The reasoning behind the projected reduction in the number of Americans with health insurance is because the federal government plans to phase out its generous “match” rate to pay for new Medicaid expansion enrollees (low-income adults without children) starting in 2020. Any additional enrollees who otherwise would qualify under “expansion” eligibility could possibly be accepted or denied by the states’ authority, depending on whether they will continue to accept these patients since they will be paying for a larger share of their health care services.
The end of both the individual and employer mandates could also add to the total increase in the uninsured rate (although this could be a temporary measure, depending on which premium-hiking insurance regulations are kept, which are discarded, and when). For example, healthier Americans may be less inclined to purchase insurance until after 2020 because insurers will have to wait for certain actuarial value regulations to be lifted in order for them to be able to sell less expensive plans in the non-group market. In the meantime, patients with pre-existing conditions will remain in the non-group market until states take the time to set up and administer separate high-risk pools under AHCA’s Patient Stability Fund. This, too, could temporarily result in even higher premiums and drive younger consumers away from purchasing insurance.
Lastly, don’t forget that CBO Director Keith Hall discounts “skimpy” health insurance plans as “adequate” coverage.
Keep in mind that the CBO’s score reflects just the first of three necessary parts to enact a new version of health reform. Part one is getting AHCA through budget reconciliation, a special legislative process which permits only changes to taxing, spending, and debt limit provisions to the standing federal health law. It is the vehicle to repeal and replace Obamacare. Securing a Senate simple majority (51 votes) – enough to withstand any filibustering – will be necessary to partially gut the law. Otherwise, a sweeping repeal requires 60 Senate votes, and that’s just not politically viable.

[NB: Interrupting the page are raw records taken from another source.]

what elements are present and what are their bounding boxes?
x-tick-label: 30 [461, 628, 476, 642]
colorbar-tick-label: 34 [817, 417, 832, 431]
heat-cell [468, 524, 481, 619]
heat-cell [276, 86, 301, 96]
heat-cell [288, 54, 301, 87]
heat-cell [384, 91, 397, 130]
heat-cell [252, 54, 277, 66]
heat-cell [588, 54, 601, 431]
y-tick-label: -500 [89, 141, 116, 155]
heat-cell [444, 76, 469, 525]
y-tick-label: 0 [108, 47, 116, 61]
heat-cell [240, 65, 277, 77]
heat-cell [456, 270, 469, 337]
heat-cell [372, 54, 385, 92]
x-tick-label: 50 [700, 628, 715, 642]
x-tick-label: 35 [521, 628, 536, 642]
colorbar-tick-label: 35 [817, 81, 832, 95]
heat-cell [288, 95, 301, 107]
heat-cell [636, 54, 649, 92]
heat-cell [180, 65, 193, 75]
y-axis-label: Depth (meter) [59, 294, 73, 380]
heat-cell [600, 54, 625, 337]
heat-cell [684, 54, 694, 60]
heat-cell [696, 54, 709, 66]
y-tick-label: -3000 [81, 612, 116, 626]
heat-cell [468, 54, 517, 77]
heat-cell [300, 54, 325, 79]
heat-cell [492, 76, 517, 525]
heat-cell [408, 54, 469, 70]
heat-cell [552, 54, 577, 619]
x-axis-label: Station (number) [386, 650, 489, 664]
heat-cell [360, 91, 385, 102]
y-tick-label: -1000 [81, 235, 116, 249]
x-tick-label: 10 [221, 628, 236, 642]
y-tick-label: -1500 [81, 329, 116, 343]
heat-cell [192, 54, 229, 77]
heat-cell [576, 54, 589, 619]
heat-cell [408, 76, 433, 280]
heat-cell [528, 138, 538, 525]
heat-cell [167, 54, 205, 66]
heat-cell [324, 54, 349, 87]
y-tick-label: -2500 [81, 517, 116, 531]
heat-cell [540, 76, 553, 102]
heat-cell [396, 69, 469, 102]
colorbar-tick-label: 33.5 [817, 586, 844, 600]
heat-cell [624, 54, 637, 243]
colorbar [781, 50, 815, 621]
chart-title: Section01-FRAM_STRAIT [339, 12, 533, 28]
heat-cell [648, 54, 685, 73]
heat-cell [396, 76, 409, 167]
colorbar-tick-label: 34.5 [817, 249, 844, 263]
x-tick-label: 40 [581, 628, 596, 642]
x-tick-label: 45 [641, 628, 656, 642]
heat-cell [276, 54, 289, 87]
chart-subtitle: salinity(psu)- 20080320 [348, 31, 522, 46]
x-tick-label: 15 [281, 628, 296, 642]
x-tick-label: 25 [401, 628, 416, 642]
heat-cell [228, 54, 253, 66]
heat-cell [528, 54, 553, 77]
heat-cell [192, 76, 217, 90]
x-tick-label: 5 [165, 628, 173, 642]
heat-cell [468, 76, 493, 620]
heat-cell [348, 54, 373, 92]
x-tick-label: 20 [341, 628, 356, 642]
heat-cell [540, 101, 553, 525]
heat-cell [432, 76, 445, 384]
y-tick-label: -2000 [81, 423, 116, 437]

Part two of a revised health reform entails getting rid of burdensome regulations – specifically those that drive up the cost of health insurance premiums. That responsibility will primarily fall to Department of Health and Human Services Secretary Tom Price.
Part three is additional legislation that promotes more health care competition and may help to lower costs. The companion bill could include the following; allowing more people to contribute towards tax-free health savings accounts (HSAs), permitting individuals and small businesses to band together to form their own insurance risk pools and malpractice limits.
However, for such a bill to pass, it would need Democrat support beyond 52 Republican votes in the Senate. And before that bridge is even crossed, the House GOP is going to need negotiating room with fellow colleagues on the reconciliation bill.